We did some resistance jumping, which seemed pretty easy. By the end, though, my legs felt like Jell-O (and I'm talking about Jell-O before it hardens). While I caught my breath and chugged water, Meissner was smiling and full of energy. It was clear to me that she was probably plotting a world takeover or something mischievous.

"Come on, you're not already tired, are you?" She was baiting me. "This is nothing. We're just getting started."

"At least I can drive," I reminded her.

We headed for the bench press and that's when I figured out that there was something funny with the routine of my ice nemesis. She seemed to finish every exercise before I did, which could only mean that she was doing some creative counting. I hate to lament the quality of a good public education, but I really hope her senior math class at Fallston High touches a bit more on basic counting.

"Keep breathing," Schneider kept reminding Meissner.

I stifled a giggle because I had Meissner beat here. No one had to remind me to breathe. In fact, I couldn't remember the last time I'd breathed so hard.

Not over yet ... We moved on to some more resistance exercises, which Schneider announced with glee. "Now we're going to work the upper back." And what a relief that was. We were in jeopardy of leaving there with my upper back still in good working condition.

"This is just a normal workout for us," Meissner said, as I made a mental note to demand a urine test when we were finished. "I've been doing this like my whole life. You only have to do it one day."

After injecting some pain to the shoulders and rotator cuffs, we moved to the abs. We sat up, we crunched, we scrunched, we twisted and we cried. (I ad-libbed that last part.) There seemed to be about a half-dozen exercises, though I lost count, which is somewhat impressive considering I didn't finish a single one.

"OK, that's enough abs," said Schneider, finally putting us on the same page.

Meissner hopped up to her feet. I lay on my back a minute longer and admired the ceiling work because I'm the attentive sort.

"Now this may kill you," Schneider warned, as he and Meissner walked away.

A lot of people might have heard that and been scared. Not me. Death was starting to sound like sweet escape and also meant we might be finished soon.

... still not over Meissner and I took our positions on neighboring murder-machines - complex pieces of cardio equipment you see advertised on television in the middle of the night, the ones where you're stepping or running or cross-country skiing and swinging your arms the entire time, replicating movements that you'd never actually use in everyday life.

"I like doing level 10," Meissner beamed, punching a series of buttons. "What are you going to do?"

"Like, level 1,000," I said, setting the machine to level 6.

I finished much sooner than Meissner; I guess because I'm so fast.

"Already finished?" she asked. "Are you OK?"

"I guess so.

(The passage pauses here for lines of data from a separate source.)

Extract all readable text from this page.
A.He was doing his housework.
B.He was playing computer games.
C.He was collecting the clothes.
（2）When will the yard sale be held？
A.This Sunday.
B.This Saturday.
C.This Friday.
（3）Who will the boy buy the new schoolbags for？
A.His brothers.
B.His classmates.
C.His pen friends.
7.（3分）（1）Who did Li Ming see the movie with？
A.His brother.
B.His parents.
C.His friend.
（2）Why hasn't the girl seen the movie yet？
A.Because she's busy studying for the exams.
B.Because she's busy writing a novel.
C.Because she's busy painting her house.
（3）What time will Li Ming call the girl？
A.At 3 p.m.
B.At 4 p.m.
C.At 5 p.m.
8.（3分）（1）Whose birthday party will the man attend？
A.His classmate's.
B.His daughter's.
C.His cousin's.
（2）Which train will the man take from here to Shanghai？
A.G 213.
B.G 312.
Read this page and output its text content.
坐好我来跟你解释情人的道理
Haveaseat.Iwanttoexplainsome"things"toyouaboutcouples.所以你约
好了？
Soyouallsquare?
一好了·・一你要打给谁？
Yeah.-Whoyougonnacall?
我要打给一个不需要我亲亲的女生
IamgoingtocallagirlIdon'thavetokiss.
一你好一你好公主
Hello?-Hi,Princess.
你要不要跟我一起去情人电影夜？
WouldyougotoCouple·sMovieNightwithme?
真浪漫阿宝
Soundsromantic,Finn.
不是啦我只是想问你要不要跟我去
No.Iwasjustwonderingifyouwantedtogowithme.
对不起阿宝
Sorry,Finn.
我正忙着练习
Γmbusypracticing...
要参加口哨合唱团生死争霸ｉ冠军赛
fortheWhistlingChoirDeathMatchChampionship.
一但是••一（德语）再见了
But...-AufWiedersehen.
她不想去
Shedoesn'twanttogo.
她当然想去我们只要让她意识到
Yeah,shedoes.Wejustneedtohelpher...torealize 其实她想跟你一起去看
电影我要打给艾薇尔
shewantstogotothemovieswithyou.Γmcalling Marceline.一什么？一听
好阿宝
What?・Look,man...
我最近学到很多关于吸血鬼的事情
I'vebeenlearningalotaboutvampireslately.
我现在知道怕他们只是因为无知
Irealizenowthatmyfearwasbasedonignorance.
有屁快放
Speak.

My legs are shaking. Is that normal?"

"You can't be done already." She was taunting me now. "We're not even halfway through."

So I got back on, a decision I immediately regretted. I soon finished the exercise for a second time before she managed to finish it once!

After nearly two hours of exercising, we went back into Schneider's office. The trainer helped Meissner stretch down while I contemplated how I'd walk the next day.

"Are you hurting at all?" I asked Meissner.

"Hurting?" she asked, making a face like I had just asked her whether she was now or ever had been a member of the Communist Party. "Pffffft, no."

Schneider said that if I was hurting the next day, I should hop on a stationary bike for a bit. I was about to tell him what I thought he should do the next day, but instead shook his hand and thanked him for taking the time to ensure that I'd be spending the next couple of days sitting motionless on the couch.

As for Kimmie Meissner, she bounced out of the arena, announcing that she was going to hit the ice for about an hour. That sounded like a great idea and when I got home, I also hit the ice. I wrapped thick packs around either knee and lamented the fact that Ace doesn't make a bandage with sequins.